With growing loss to life and infrastructure as a result of natural disasters, and India being ranked 7th by the Global Climate Risk Index 2021 — a reflection on the poor preparedness to deal with climate reality, focussed budget to climate adaptation was expected. But the opportunity to promote adaptation is missed in this year’s budget.
Climate-resilient infrastructure and nature-based solutions: While a series of announcements on increased outlay to power, road, and rural infrastructure have been made, there is no reference to climate risks to these infrastructures — providing no policy intent or direction to building climate-resilient infrastructure. Dedicated budget outlay for climate-resilient infrastructure, and nature-based solutions (NbS) could have generated jobs and business opportunities, while at the same time providing climate adaptation benefits.
Climate information services: The Government of India, with an agenda to double farmer’s income, and plans to realign agriculture with changing climate and rainfall patterns, missed an opportunity to build resilience of farming systems and other climate-sensitive sectors by making no provisions to create improved climate information services.

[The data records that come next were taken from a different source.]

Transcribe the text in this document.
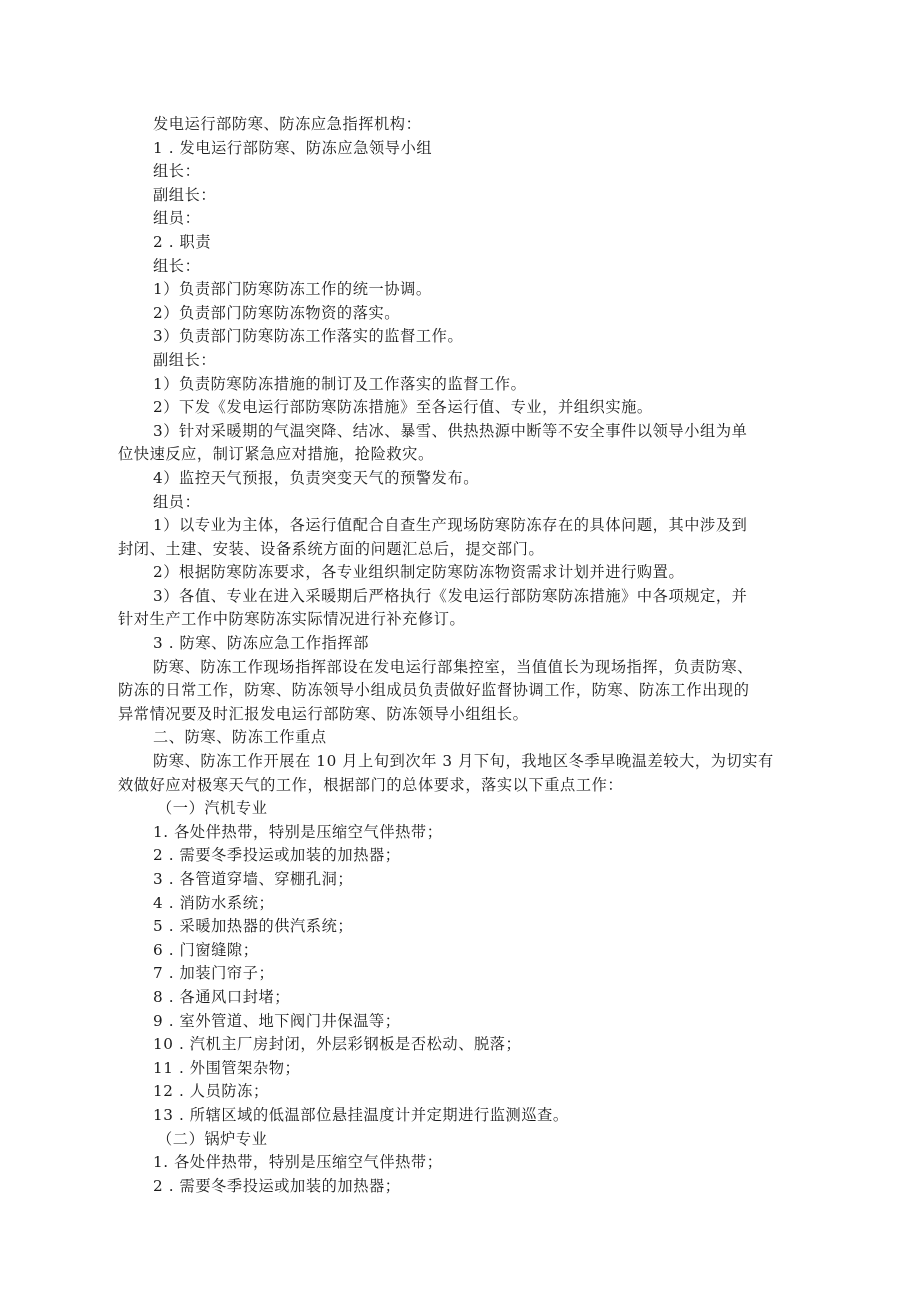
发电运行部防寒、防冻应急指挥机构：
1 . 发电运行部防寒、防冻应急领导小组
组长：
副组长：
组员：
2 . 职责
组长：
1）负责部门防寒防冻工作的统一协调。
2）负责部门防寒防冻物资的落实。
3）负责部门防寒防冻工作落实的监督工作。
副组长：
1）负责防寒防冻措施的制订及工作落实的监督工作。
2）下发《发电运行部防寒防冻措施》至各运行值、专业，并组织实施。
3）针对采暖期的气温突降、结冰、暴雪、供热热源中断等不安全事件以领导小组为单
位快速反应，制订紧急应对措施，抢险救灾。
4）监控天气预报，负责突变天气的预警发布。
组员：
1）以专业为主体，各运行值配合自查生产现场防寒防冻存在的具体问题，其中涉及到
封闭、土建、安装、设备系统方面的问题汇总后，提交部门。
2）根据防寒防冻要求，各专业组织制定防寒防冻物资需求计划并进行购置。
3）各值、专业在进入采暖期后严格执行《发电运行部防寒防冻措施》中各项规定，并
针对生产工作中防寒防冻实际情况进行补充修订。
3 . 防寒、防冻应急工作指挥部
防寒、防冻工作现场指挥部设在发电运行部集控室，当值值长为现场指挥，负责防寒、
防冻的日常工作，防寒、防冻领导小组成员负责做好监督协调工作，防寒、防冻工作出现的
异常情况要及时汇报发电运行部防寒、防冻领导小组组长。
二、防寒、防冻工作重点
防寒、防冻工作开展在 10 月上旬到次年 3 月下旬，我地区冬季早晚温差较大，为切实有
效做好应对极寒天气的工作，根据部门的总体要求，落实以下重点工作：
（一）汽机专业
1. 各处伴热带，特别是压缩空气伴热带；
2 . 需要冬季投运或加装的加热器；
3 . 各管道穿墙、穿棚孔洞；
4 . 消防水系统；
5 . 采暖加热器的供汽系统；
6 . 门窗缝隙；
7 . 加装门帘子；
8 . 各通风口封堵；
9 . 室外管道、地下阀门井保温等；
10 . 汽机主厂房封闭，外层彩钢板是否松动、脱落；
11 . 外围管架杂物；
12 . 人员防冻；
13 . 所辖区域的低温部位悬挂温度计并定期进行监测巡查。
（二）锅炉专业
1. 各处伴热带，特别是压缩空气伴热带；
2 . 需要冬季投运或加装的加热器；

Coastal climate insurance: The Budget could have been the pivotal platform to launch coastal climate insurance to buffer losses incurred by about 250 million people (14% of India’s population) residing on the coast as a result of increasing cyclones and floods. Insurance for coastal areas is promoted in Florida; in the UK, and in France and Spain. India could have been one of the first emerging economies with dedicated coastal insurance funded by a federal budget encompassing coastal homes, lives as well as infrastructure — an opportunity lost.
India, aiming to grow into a US$5 trillion economy by 2024, should have considered climate risks while developing a blueprint for its economy and development, by judiciously allocating budget for resilient, and regenerative economy. Promoting NbS — a benefit multiplier providing social and health benefits, employment, and poverty alleviation — all at the core of development and contributing to several Sustainable Development Goals; incentivising climate-resilient infrastructure, budgeting for coastal insurance could have helped India grow into an economy that is resilient, even in the face of climate change. The only silver lining is the tabling of the 15th Finance Commission recommendation to enhance states’ share to 41%, which with clear directive could increase climate finance for adaptation in states.
The author heads the Adaptation and Risk Analysis team at the Center for Study of Science, Technology and Policy (CSTEP), a research-based think tank.